Analog got a lot of things right. Reading on a screen hurts my eyes, and nothing compares to the smell of a good book. While typing is great for writing stories and articles quickly, writing by hand gives you time to think out what you’re writing. Every stroke leaves a physical mark. There is no delete (unless you get those fancy microwavable notebooks); if you don’t like what you wrote you have to cover it with more ink. If you’re writing in pencil, the indent of the letters is still there.

You are also presented with a physical representation of your thoughts. As opposed to reading some unfathomable “3.67 GB of 15 GB used,” you see a stack of papers or a pile of bound books filled with scribbles gathering on your desk or bookshelves.
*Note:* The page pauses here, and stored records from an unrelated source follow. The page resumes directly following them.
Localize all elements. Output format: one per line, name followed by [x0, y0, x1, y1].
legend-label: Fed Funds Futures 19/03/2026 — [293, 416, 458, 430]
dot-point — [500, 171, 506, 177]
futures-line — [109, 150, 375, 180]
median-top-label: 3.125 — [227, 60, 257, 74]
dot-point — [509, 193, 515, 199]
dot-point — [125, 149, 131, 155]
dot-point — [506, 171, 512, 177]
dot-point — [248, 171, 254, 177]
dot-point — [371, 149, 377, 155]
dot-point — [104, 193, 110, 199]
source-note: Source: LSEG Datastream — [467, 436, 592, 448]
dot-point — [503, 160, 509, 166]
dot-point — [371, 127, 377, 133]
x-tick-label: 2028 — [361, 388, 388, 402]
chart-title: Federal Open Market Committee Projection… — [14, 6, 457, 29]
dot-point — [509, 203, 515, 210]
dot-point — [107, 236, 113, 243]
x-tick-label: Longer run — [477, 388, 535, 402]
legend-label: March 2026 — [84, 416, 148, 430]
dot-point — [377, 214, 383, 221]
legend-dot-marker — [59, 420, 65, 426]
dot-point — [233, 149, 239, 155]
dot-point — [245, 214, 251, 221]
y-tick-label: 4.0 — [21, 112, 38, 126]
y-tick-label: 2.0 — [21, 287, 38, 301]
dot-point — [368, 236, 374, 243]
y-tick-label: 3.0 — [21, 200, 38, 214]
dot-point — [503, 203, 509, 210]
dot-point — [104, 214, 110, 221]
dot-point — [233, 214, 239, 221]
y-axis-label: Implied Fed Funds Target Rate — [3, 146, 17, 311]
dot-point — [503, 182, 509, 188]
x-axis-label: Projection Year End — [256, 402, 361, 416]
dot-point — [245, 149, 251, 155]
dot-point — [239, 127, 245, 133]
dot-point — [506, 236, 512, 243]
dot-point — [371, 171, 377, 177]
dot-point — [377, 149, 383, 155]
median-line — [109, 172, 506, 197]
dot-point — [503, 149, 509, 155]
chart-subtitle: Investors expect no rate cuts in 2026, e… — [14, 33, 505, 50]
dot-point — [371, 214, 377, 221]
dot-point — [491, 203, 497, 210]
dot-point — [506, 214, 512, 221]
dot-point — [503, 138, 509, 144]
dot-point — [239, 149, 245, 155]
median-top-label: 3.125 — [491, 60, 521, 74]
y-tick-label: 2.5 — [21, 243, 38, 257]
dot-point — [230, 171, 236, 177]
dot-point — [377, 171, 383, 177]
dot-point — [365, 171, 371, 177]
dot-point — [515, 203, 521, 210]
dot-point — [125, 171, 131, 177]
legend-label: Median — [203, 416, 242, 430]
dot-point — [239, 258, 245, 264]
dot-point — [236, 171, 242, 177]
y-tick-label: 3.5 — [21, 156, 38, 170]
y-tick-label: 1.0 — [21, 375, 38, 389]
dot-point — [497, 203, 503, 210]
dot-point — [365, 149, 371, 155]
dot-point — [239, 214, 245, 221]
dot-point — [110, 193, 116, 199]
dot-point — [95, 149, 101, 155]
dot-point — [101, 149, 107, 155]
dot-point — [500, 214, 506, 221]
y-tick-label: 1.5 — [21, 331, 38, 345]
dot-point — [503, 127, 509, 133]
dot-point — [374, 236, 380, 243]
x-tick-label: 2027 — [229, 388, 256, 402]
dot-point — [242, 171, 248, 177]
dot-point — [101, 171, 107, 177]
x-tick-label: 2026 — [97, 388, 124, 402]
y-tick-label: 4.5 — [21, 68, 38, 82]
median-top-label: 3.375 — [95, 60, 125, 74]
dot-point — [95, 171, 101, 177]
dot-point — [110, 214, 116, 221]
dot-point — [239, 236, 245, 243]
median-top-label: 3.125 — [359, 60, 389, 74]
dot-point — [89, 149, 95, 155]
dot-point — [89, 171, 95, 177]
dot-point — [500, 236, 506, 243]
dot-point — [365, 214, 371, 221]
Whether you are religious, spiritual or think it’s all baloney, writing offers a truly meditative experience. You don’t have to worry that what you write will get out there. It isn’t hackable and you won’t accidentally hit the send on your draft of an angry email to your boss or professor. I was taught to write whatever comes to mind, no matter how crazy. I have sat down and written, “banana banana banana,” over and over again. You can write yourself out of a bad mood, and there are recorded physical benefits to writing regularly as well.

Journaling also allows you reminisce. In a bad mood? Go re-experience that awesome trip during winter break. Sit in your closet and read. Wear a blanket on your head. Cry when you read about the one who got away. High-five your past self that got accepted to college. See how innocent you were when you were happy about an ultimately bad situation. Remember that time you thought your life was over but really another door opened.

There are so many ways to journal. You can write it diary-style like I do. You can write letters to that imaginary friend you had. Buzzfeed has a whole series on bullet-journaling. Watercolor your mood. Because it’s all about your experience, there are infinite ways to be creative and customize your diary to you. Some people even write it out on Google docs or Microsoft Word, even though that would be too immediate to experience the internal benefits.

With everything fighting for our attention all the time, it’s an exercise in freedom to shut ourselves in, close off from everything and project ourselves onto paper. It’s important to have a place where we can let our minds run. Write it out.